Our presentations of this approach to professional nursing associations, labour organizations, national and provincial nursing leaders, practitioners and health-care system managers has been met with deep interest and support. This highlights the recognition of the need for evidence-informed workload management approaches in health care and broad support for this kind of objective workload measurement approach to help inform appropriate and safe staffing.
Our modelling work has shown that, during the COVID pandemic, nurses caring for COVID positive patients within their assignments actually had substantially lower biomechanical loading even as the time demands on them went up. This counterintuitive finding was driven by the need to don Personal Protective Equipment with each room entry. When the simulant nurse had all five assigned patients infected with COVID, half of the 12-hour shift was spent on infection control tasks that were less physically demanding than most care tasks. These measurements show how physical demands may decrease even as time demands and psychological pressures accumulate due to the increase in patient-care demands.

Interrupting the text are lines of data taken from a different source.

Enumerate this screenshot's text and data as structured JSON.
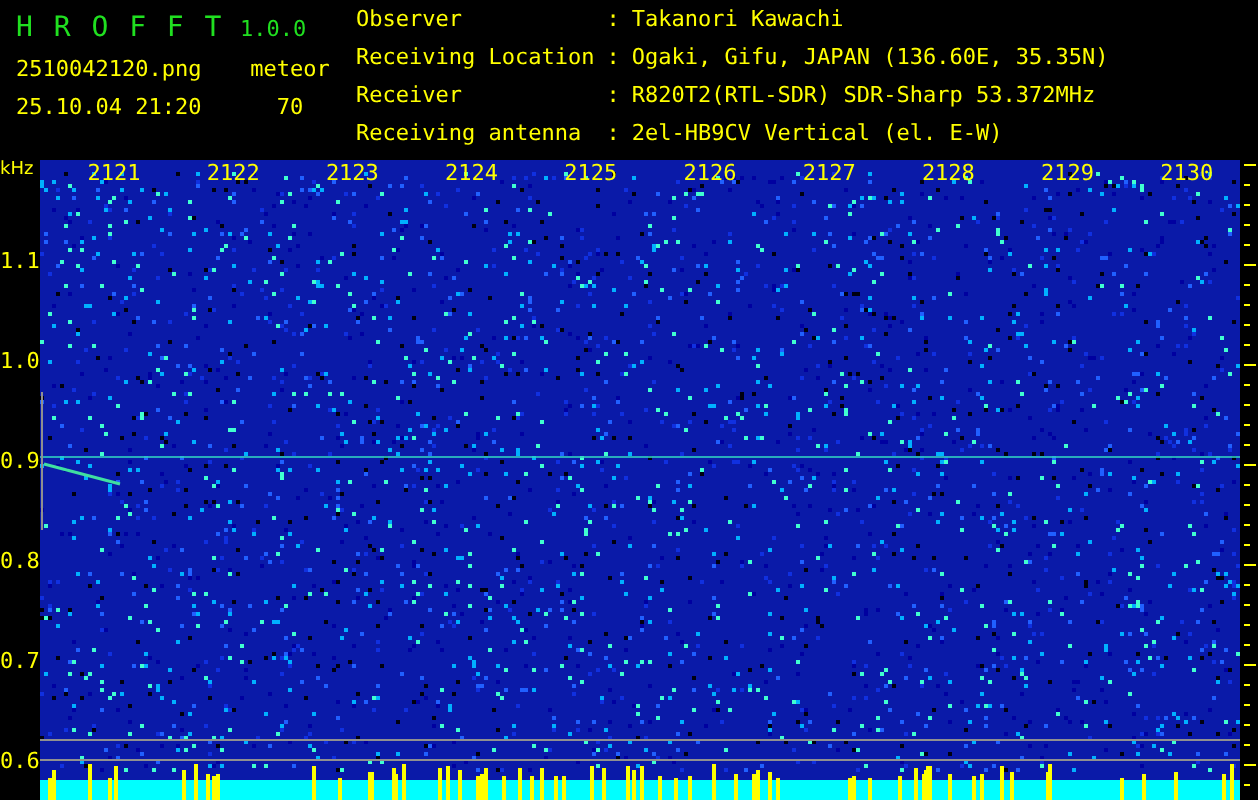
{
  "app": {
    "name": "H R O F F T",
    "version": "1.0.0"
  },
  "file": {
    "name": "2510042120.png",
    "timestamp": "25.10.04 21:20"
  },
  "detection": {
    "label": "meteor",
    "count": "70"
  },
  "station_info": [
    {
      "label": "Observer",
      "separator": ":",
      "value": "Takanori Kawachi"
    },
    {
      "label": "Receiving Location",
      "separator": ":",
      "value": "Ogaki, Gifu, JAPAN (136.60E, 35.35N)"
    },
    {
      "label": "Receiver",
      "separator": ":",
      "value": "R820T2(RTL-SDR) SDR-Sharp 53.372MHz"
    },
    {
      "label": "Receiving antenna",
      "separator": ":",
      "value": "2el-HB9CV Vertical (el. E-W)"
    }
  ],
  "frequency_axis": {
    "unit": "kHz",
    "labels": [
      "1.1",
      "1.0",
      "0.9",
      "0.8",
      "0.7",
      "0.6"
    ]
  },
  "time_axis": {
    "labels": [
      "2121",
      "2122",
      "2123",
      "2124",
      "2125",
      "2126",
      "2127",
      "2128",
      "2129",
      "2130"
    ]
  }
}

This scenario illustrates how modelling tools can be used to understand the complex drivers of workload. There remains a need to use such quantitative measures in practice. Evidence-based workload measures are a potential antidote to the antipathy that has met the long-standing and oft-repeated complaints and warnings made by the nursing profession. Policymakers and governments might wish to ignore the qualitative reports from these professionals since it becomes harder to maintain a “just do the job” stance when faced with objective evidence that the promised health-care services cannot be delivered with the available resources.
It’s not enough to simply tell staff “just add this data entry task to your routine” when those routines already include more hours of work than are available in a shift. This is health care, not button manufacturing; you can’t simply come back tomorrow and start the machines up again. This is classic “magical thinking” by policymakers.
Quantitative workload management is the antidote to magical thinking. It is unacceptable to think that simply asking nurses to work harder or work faster is appropriate workload management. The consequences of this approach are apparent in staff retirements, shortages and dissatisfaction. It is also apparent in the declines in quality of care.
The excess workload, and the associated loss of competencies, undermines efforts toward the provision of the fundamentals of care – person-centred care approaches that have shown better patient outcomes. Without consideration of all dimensions of patient care as part of workload, quality of care will remain elusive. Appropriate work standards, supported with evidence-informed workload quantification, is a way out of the “magical thinking” trap. Let’s start using it.
Very interesting approach and much needed. Thanks to both authors for outlining testing methodology and deferent aspects of workload measurements. Will be also interesting, in future, to expand the premise to nurses and allied health workers in community and home services as the existing gap is huge and widening between needs and outcomes.
Thank you Elias for your comment and interest. We are currently expanding the work in the complex continuing care context to understand personal support worker workload. We agree that there are opportunities to expand to other disciplines and practice sectors.